Ministry, Minstrelsy, and the Southernaires Quartet

“It’s church time, friends,” began the NBC announcer, speaking softly over the polished close harmony humming of the Southernaires quartet. “The Little Weatherbeaten Whitewashed Church is just over the way, and there is room for all who come with knee bowed and body bent.” As the humming faded, listeners heard the distant, steady sound of tolling church bells. The announcer reverently declared, “The bell calls, whosoever will, let him come!”Footnote 50 Many listeners heeded the call. Some churches even installed loudspeakers so congregants could listen during Sunday School.Footnote 51 Coming on right before NBC’s first clergy star, the white Protestant minister S. Parkes Cadman and his National Radio Pulpit, The Southernaires made a powerful claim that Black Protestants constituted a vital part of American religious life.Footnote 52

Fascinatingly, however, “church time” was not “religion,” according to NBC. Though listeners such as Stuart McKeown described the quartet’s Sunday morning broadcast as “a religious program,” NBC classified it as “music.”Footnote 53 As with Elder Michaux on CBS, this designation enabled the Southernaires quartet to circumvent NBC’s religious gatekeepers. Once there, the singers worked hard to remain on the air. Balancing the demands of white gatekeepers and the Black Protestant establishment, the Southernaires quartet endured as a fixture on NBC for two decades, making their eponymously titled program the longest-running Black network program of radio’s so-called golden age.Footnote 54

In 1929, Homer Smith, William Edmonson, Lowell Peters, and Jay Toney formed a quartet to sing at a Methodist congregation in Harlem, but they soon made their way into local broadcasting booths. Not long after, NBC hired the group to sing over its nationwide network of fifty-one stations every Sunday morning.Footnote 55 The quartet became known as “The Southernaires” because they sang “songs of the deep South,” especially African American spirituals.Footnote 56 Arranged in four-part close harmony by their accompanist, Clarence Jones, the quartet’s songs typically highlighted the high falsetto of Homer Smith and the resonant bass of William Edmonson. The middle singers, Lowell Peters and Jay Toney, filled out the chord and frequently soloed. “For entertainment with an underlying note of reverence,” assessed Variety magazine in 1931, “the Southernaires present just about the best program heard over WEAF on the Sabbath morning.”Footnote 57

The Southernaires appealed to a large multiracial audience. In 1931, The Pittsburgh Courier reported that it was “one of the most popular” programs on the air and printed excerpts of letters from listeners.
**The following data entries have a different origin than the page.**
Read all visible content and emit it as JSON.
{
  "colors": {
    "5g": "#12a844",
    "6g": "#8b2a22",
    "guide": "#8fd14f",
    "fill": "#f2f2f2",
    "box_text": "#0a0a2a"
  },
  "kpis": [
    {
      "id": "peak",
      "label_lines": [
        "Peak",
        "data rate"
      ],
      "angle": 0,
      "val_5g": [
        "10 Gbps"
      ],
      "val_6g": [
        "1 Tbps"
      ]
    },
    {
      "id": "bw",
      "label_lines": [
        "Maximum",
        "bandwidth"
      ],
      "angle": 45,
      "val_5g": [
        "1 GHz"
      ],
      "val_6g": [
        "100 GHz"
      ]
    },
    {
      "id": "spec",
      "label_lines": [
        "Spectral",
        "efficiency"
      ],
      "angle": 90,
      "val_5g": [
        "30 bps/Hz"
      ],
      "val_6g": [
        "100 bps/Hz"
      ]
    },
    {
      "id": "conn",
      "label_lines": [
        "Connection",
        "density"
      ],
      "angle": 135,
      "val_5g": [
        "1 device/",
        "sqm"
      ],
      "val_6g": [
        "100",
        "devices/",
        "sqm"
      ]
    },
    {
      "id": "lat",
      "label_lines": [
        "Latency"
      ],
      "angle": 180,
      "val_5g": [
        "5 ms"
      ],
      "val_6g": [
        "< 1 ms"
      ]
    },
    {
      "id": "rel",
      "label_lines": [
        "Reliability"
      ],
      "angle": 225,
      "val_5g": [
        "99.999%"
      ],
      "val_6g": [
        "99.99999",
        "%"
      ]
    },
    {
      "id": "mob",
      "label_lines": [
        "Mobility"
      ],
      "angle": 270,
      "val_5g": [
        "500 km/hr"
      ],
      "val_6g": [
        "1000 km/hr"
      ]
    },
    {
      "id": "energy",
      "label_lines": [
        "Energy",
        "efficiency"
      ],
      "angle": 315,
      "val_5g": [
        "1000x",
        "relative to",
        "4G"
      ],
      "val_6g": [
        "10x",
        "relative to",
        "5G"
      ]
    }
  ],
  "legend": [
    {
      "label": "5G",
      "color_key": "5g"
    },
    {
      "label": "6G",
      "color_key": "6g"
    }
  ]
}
Census records reveal that the writers included listeners of a variety of races and occupations.Footnote 58 The program’s broad appeal led Cleveland Allen of The Chicago Defender to write that the singers were “missionaries of the air” for “bringing about goodwill between the races.”Footnote 59 Even though Black listeners had lower rates of radio ownership, they still found ways to listen.Footnote 60 Black newspapers urged their readers to write to NBC to convince the network to keep its Black radio stars on the air, as networks measured the size of the listening audience based on the number of letters a program received.Footnote 61 By the mid-1930s, NBC estimated that eighteen million listeners regularly tuned in to the Sunday morning program.Footnote 62

Aspects of The Southernaires came straight from the vaudeville stage. Drawing on forms established by minstrel and variety shows, the quartet included sketches and comedy bits alongside their spirituals, and at least one of their singers had previously worked as a “minstrel performer.”Footnote 63 A recording of “Roll Jordan Roll” illustrates their vaudevillian tendencies. In contrast to the Fisk Jubilee Singers’ slow and dramatic renditions of the spiritual, the Southernaires quartet’s recording began as an upbeat, toe-tapping number. However, after the first two verses, they dramatically slowed down the tempo, matching that of the Fisk Jubilee Singers, and shifted to a more ominous-sounding minor key. The quartet continued alternating between these two tempos and keys—sounding fast and happy in one moment and then slow and foreboding in the next—making the traditional version of “Roll Jordon Roll” come across as overly melodramatic. The next verse underscored the quartet’s humorous intentions. After the lead singer sang, “Oh sister, you oughta’ been there,” the other three singers responded with “Yes, my Lord!” with Smith, the high tenor, using his falsetto and an exaggerated accent to impersonate a Black woman.Footnote 64 The performance echoed long-standing tropes in popular culture where men donned drag for laughs, often at the expense of Black women.Footnote 65 The singers’ ability to shift between modes highlighted their skill as musicians and entertainers in the minstrel tradition.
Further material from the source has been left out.